Ayşe Nur Takak Şiirleri - Şair Ayşe Nur ...

Ayşe Nur Takak

Uyandı. Masanın üstündeki saate baktı. 04:40. Derin bir nefes verdi. Kan ter içinde kalmıştı yine. Rüyalar yakasını bırakmıyordu. Yine aynı rüya, yine gülümseyen bir yüz vardı karşısında. Kalktı. Mutfağa gitti. Önce biraz pencereden dışarıyı izledi. Yanan sokak lambalarına baktı. İçindeki acı hafiflesin diye biraz nefes alabilmek için pencereyi araladı. Nefes aldı. Ciğerlerine hava doldu ama içindeki acıyı hafifletmedi. Bir sigara yaktı. Normalde çok sigara içmezdi. Işıkları izleyerek içti. Odasına döndü sigarası bitince. Baktı uykusu gelmiyor geçti masa başına. Eline bir kağıt bir kalem aldı. Masa lambasının loş ışığı altında başladı yazmaya.
“Hayat, upuzun bir yol ve bu yolda seninle beraber yürümemiz bu hayatın bana bir göz kırpması.”
Üç ay öncesine gitti. İlk başa, yolculuğun başlangıcına. Onun fotoğrafını ilk gördüğü ana. O anda hissettiği şeyi tam şuan da da hissetti. Göğüs kafesinin tam ortasında beliriyordu. Bir an da heyecan duygusu kapladı bedenini. İçinden dedi ki “burada bir şey var.” Arkadaşına baktı gelen maillerini kontrol ediyordu o, onun yaşadıklarından bir haber.

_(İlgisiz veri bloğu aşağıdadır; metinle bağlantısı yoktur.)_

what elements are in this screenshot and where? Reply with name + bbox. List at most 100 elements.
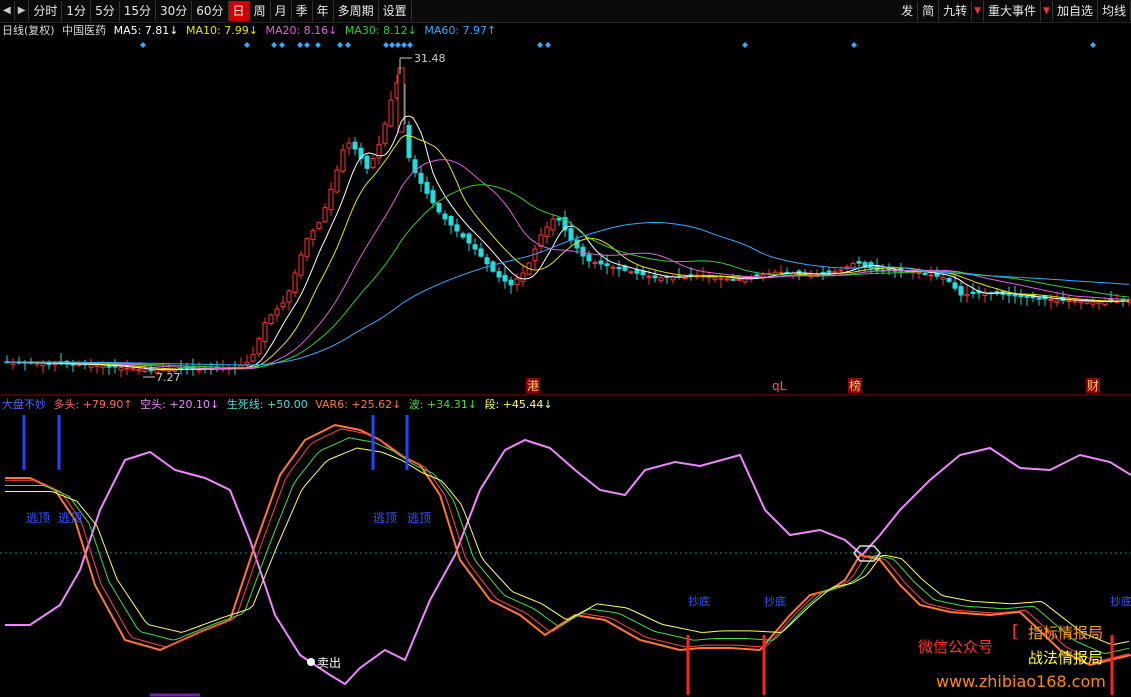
candle-body xyxy=(460,233,466,238)
signal-diamond xyxy=(383,42,389,48)
candle-body xyxy=(778,271,784,274)
candle-body xyxy=(730,278,736,281)
candle-body xyxy=(388,99,394,127)
candle-body xyxy=(262,322,268,343)
watermark-bracket: [ xyxy=(1012,622,1019,642)
candle-body xyxy=(94,364,100,367)
candle-body xyxy=(928,274,934,277)
signal-diamond xyxy=(297,42,303,48)
candle-body xyxy=(472,244,478,250)
candle-body xyxy=(340,149,346,172)
signal-diamond xyxy=(271,42,277,48)
event-tag[interactable]: qL xyxy=(772,379,787,393)
candle-body xyxy=(88,364,94,368)
buy-bottom-label: 抄底 xyxy=(1110,594,1131,608)
candle-body xyxy=(634,269,640,274)
candle-body xyxy=(454,224,460,232)
candle-body xyxy=(148,369,154,372)
candle-body xyxy=(658,277,664,281)
signal-diamond xyxy=(315,42,321,48)
candle-body xyxy=(580,246,586,257)
event-tag[interactable]: 港 xyxy=(527,379,539,393)
candle-body xyxy=(1006,293,1012,296)
candle-body xyxy=(244,361,250,365)
signal-diamond xyxy=(851,42,857,48)
candle-body xyxy=(478,248,484,257)
candle-body xyxy=(652,275,658,279)
signal-diamond xyxy=(742,42,748,48)
candle-body xyxy=(826,270,832,273)
sell-marker xyxy=(307,658,315,666)
signal-diamond xyxy=(140,42,146,48)
candle-body xyxy=(754,274,760,277)
candle-body xyxy=(322,207,328,223)
signal-diamond xyxy=(279,42,285,48)
candle-body xyxy=(496,271,502,278)
candle-body xyxy=(490,261,496,272)
chart-canvas[interactable]: 31.48 7.27 港 qL 榜 财 逃顶 逃顶 逃顶 逃顶 抄底 抄底 抄底… xyxy=(0,0,1131,697)
candle-body xyxy=(934,273,940,277)
candle-body xyxy=(838,269,844,272)
candle-body xyxy=(364,155,370,169)
candle-body xyxy=(520,272,526,282)
candle-body xyxy=(724,278,730,281)
candle-body xyxy=(352,141,358,150)
event-tag[interactable]: 榜 xyxy=(849,378,861,393)
candle-body xyxy=(304,238,310,257)
candle-body xyxy=(346,142,352,149)
candle-body xyxy=(550,218,556,231)
escape-top-label: 逃顶 xyxy=(26,511,50,525)
candle-body xyxy=(850,263,856,269)
candle-body xyxy=(286,290,292,303)
signal-diamond xyxy=(395,42,401,48)
candlestick-panel xyxy=(4,42,1131,378)
escape-top-label: 逃顶 xyxy=(58,511,82,525)
candle-body xyxy=(628,271,634,274)
candle-body xyxy=(238,364,244,368)
candle-body xyxy=(1096,301,1102,305)
candle-body xyxy=(1084,301,1090,304)
candle-body xyxy=(832,270,838,274)
candle-body xyxy=(1024,295,1030,298)
escape-top-label: 逃顶 xyxy=(407,511,431,525)
candle-body xyxy=(292,272,298,293)
candle-body xyxy=(484,257,490,265)
candle-body xyxy=(310,230,316,240)
candle-body xyxy=(856,261,862,264)
candle-body xyxy=(1078,300,1084,304)
signal-diamond xyxy=(401,42,407,48)
ma10-line xyxy=(4,134,1130,370)
ma5-line xyxy=(4,115,1130,371)
candle-body xyxy=(616,266,622,270)
signal-diamond xyxy=(545,42,551,48)
watermark-line1: 指标情报局 xyxy=(1028,624,1104,642)
candle-body xyxy=(862,262,868,267)
candle-body xyxy=(1090,301,1096,305)
signal-diamond xyxy=(337,42,343,48)
candle-body xyxy=(118,367,124,371)
event-tag[interactable]: 财 xyxy=(1087,379,1099,393)
signal-diamond xyxy=(304,42,310,48)
candle-body xyxy=(646,275,652,278)
candle-body xyxy=(772,271,778,275)
candle-body xyxy=(280,302,286,308)
candle-body xyxy=(430,190,436,204)
candle-body xyxy=(556,217,562,221)
signal-diamond xyxy=(1090,42,1096,48)
candle-body xyxy=(46,362,52,365)
candle-body xyxy=(142,369,148,372)
escape-top-label: 逃顶 xyxy=(373,511,397,525)
segment-line xyxy=(5,447,1130,646)
candle-body xyxy=(136,368,142,372)
candle-body xyxy=(1036,297,1042,300)
candle-body xyxy=(448,215,454,226)
candle-body xyxy=(100,365,106,369)
signal-diamond xyxy=(345,42,351,48)
signal-diamond xyxy=(244,42,250,48)
candle-body xyxy=(130,368,136,371)
signal-diamond xyxy=(537,42,543,48)
candle-body xyxy=(10,361,16,365)
watermark-url: www.zhibiao168.com xyxy=(936,672,1106,691)
candle-body xyxy=(1048,299,1054,302)
buy-bottom-label: 抄底 xyxy=(764,594,786,608)
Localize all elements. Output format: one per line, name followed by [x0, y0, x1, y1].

O gece arkadaşlarıyla balkonda otururken gökyüzünü izleyip durdu gülümseyerek. Ne çok severdi şu gökyüzünü çocukluğundan beri. Seslendi birisi duymadı. Bir daha seslendiler evet şimdi döndü onlara. Durmadan gülümsüyordu aptalca. İçinde çok büyük bir merak duygusu vardı. Ertesi sabah erkenden uyandı. Kasım ayı ilk defa bu kadar güzel geldi gözüne, ruhuna.